Bill McDaniel said...

here is a link to an assessment of pete wilson's tactics to get the Santa Monica freeway rebuilt and opened asap...the competitively bid contract was let, the work was done, and the bonus was paid in 66 days...traffic was flowing again in only 85 days after the nortridge quake.

http://www.epinet.org/content.cfm/bp166

LA was losing over $1M/day while the freeway was down. ROADS are vital to prosperity.
ROADS can be built rapidly..and safely...and competitvely if the will exists to not allow obstacles to arise. A new bridge across the river in Galway, widening of roads and more cut throughs to connect parts of the city together should be considered an emergency need, not a lifetime project. If the WILL exists, the work can be done and the people will benefit. Only then will the city be able to grow to its true potential as a world class destination for education, commerce, services, and culture.

And by the way, public transport is not and will not be the solution. people, as they become propsperous, WANT convenience and privacy...who wants to carry their big DIY buy home on a bus? Who wants to wait a month or two for Argos to deliver...these are stopgaps that go against the nature of indivduals and those never work for long. People want to express their prosperity by expressing their freedom to come and go as they want, when they want in what they want. They want really big cars that go really fast and get really bad gas mileage

now we just have to find a way to give htem that without destroying the environment and the general quality and nature of life...but they will AFFORD freedom of choice FIRST. The R|eAL economic reason that people do anything is because they WANT to...once you get beyond the hierarchy of needs, people just want to have convenience and will migrate to it.

Anonymous said...

Hello Bill,

Lots of great suggestions that I fully agree with. Why is it that we seem to have an aversion to building flyovers (e.g.ideal for the Shopping Cetre roundabout), and walkovers for pedestrians? We're so slow when it comes to infrastructure..it's a disgrace. Agreed, the American highway system is excellent (and it's policed....you won't drive 20-miles without seeing a police car). Here, the treat of getting caught is so low ...why bother? The cycle continues and unfortunately people get killed. The population has increased dramatically in the last 15-years and we seem to think that we can 'fit' everyone into the traditional formula.... George Boole please help!
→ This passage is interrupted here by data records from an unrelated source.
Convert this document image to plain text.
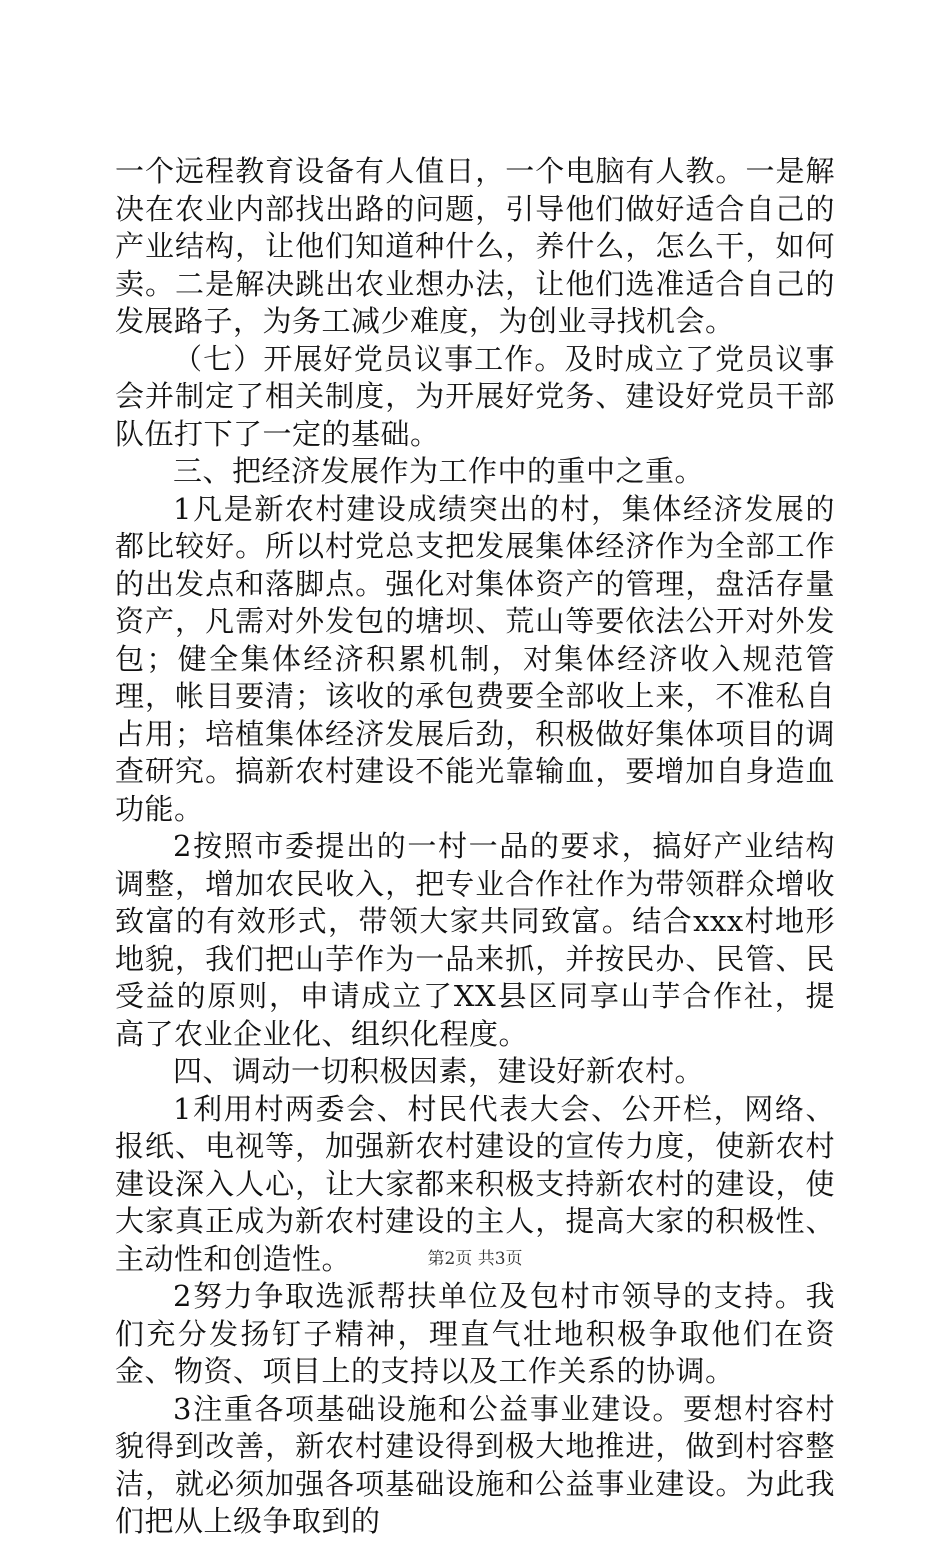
一个远程教育设备有人值日，一个电脑有人教。一是解决在农业内部找出路的问题，引导他们做好适合自己的产业结构，让他们知道种什么，养什么，怎么干，如何卖。二是解决跳出农业想办法，让他们选准适合自己的发展路子，为务工减少难度，为创业寻找机会。

（七）开展好党员议事工作。及时成立了党员议事会并制定了相关制度，为开展好党务、建设好党员干部队伍打下了一定的基础。

三、把经济发展作为工作中的重中之重。

1凡是新农村建设成绩突出的村，集体经济发展的都比较好。所以村党总支把发展集体经济作为全部工作的出发点和落脚点。强化对集体资产的管理，盘活存量资产，凡需对外发包的塘坝、荒山等要依法公开对外发包；健全集体经济积累机制，对集体经济收入规范管理，帐目要清；该收的承包费要全部收上来，不准私自占用；培植集体经济发展后劲，积极做好集体项目的调查研究。搞新农村建设不能光靠输血，要增加自身造血功能。

2按照市委提出的一村一品的要求，搞好产业结构调整，增加农民收入，把专业合作社作为带领群众增收致富的有效形式，带领大家共同致富。结合xxx村地形地貌，我们把山芋作为一品来抓，并按民办、民管、民受益的原则，申请成立了XX县区同享山芋合作社，提高了农业企业化、组织化程度。

四、调动一切积极因素，建设好新农村。

1利用村两委会、村民代表大会、公开栏，网络、报纸、电视等，加强新农村建设的宣传力度，使新农村建设深入人心，让大家都来积极支持新农村的建设，使大家真正成为新农村建设的主人，提高大家的积极性、主动性和创造性。

2努力争取选派帮扶单位及包村市领导的支持。我们充分发扬钉子精神，理直气壮地积极争取他们在资金、物资、项目上的支持以及工作关系的协调。

3注重各项基础设施和公益事业建设。要想村容村貌得到改善，新农村建设得到极大地推进，做到村容整洁，就必须加强各项基础设施和公益事业建设。为此我们把从上级争取到的

第2页 共3页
Why is it that the Germans have no speed limit on their autobahns (excepting when there's congestion)? Answer: They recognise the need for variation in need. At any point in time, there are people who are in a hurry (for whatever reason)and then there are people who are not.... Same here, but we incessently talk about speed...it's not the problem. We've just completed a 3-lane motorway from M50 to Naas and slapped a 100kph limit!! Mind you the dichotomy is that the Germans won't cross the road unless they see a Green Man...even when there are no cars! (something about bad example for kids). As you Americans say ..Go figure...'No speed limit vs Green Man'.

I've been to the Monster Malls in Dallas and FW, not for me I have to say..especially the constant smell cinnamon. Excellent angled parking though.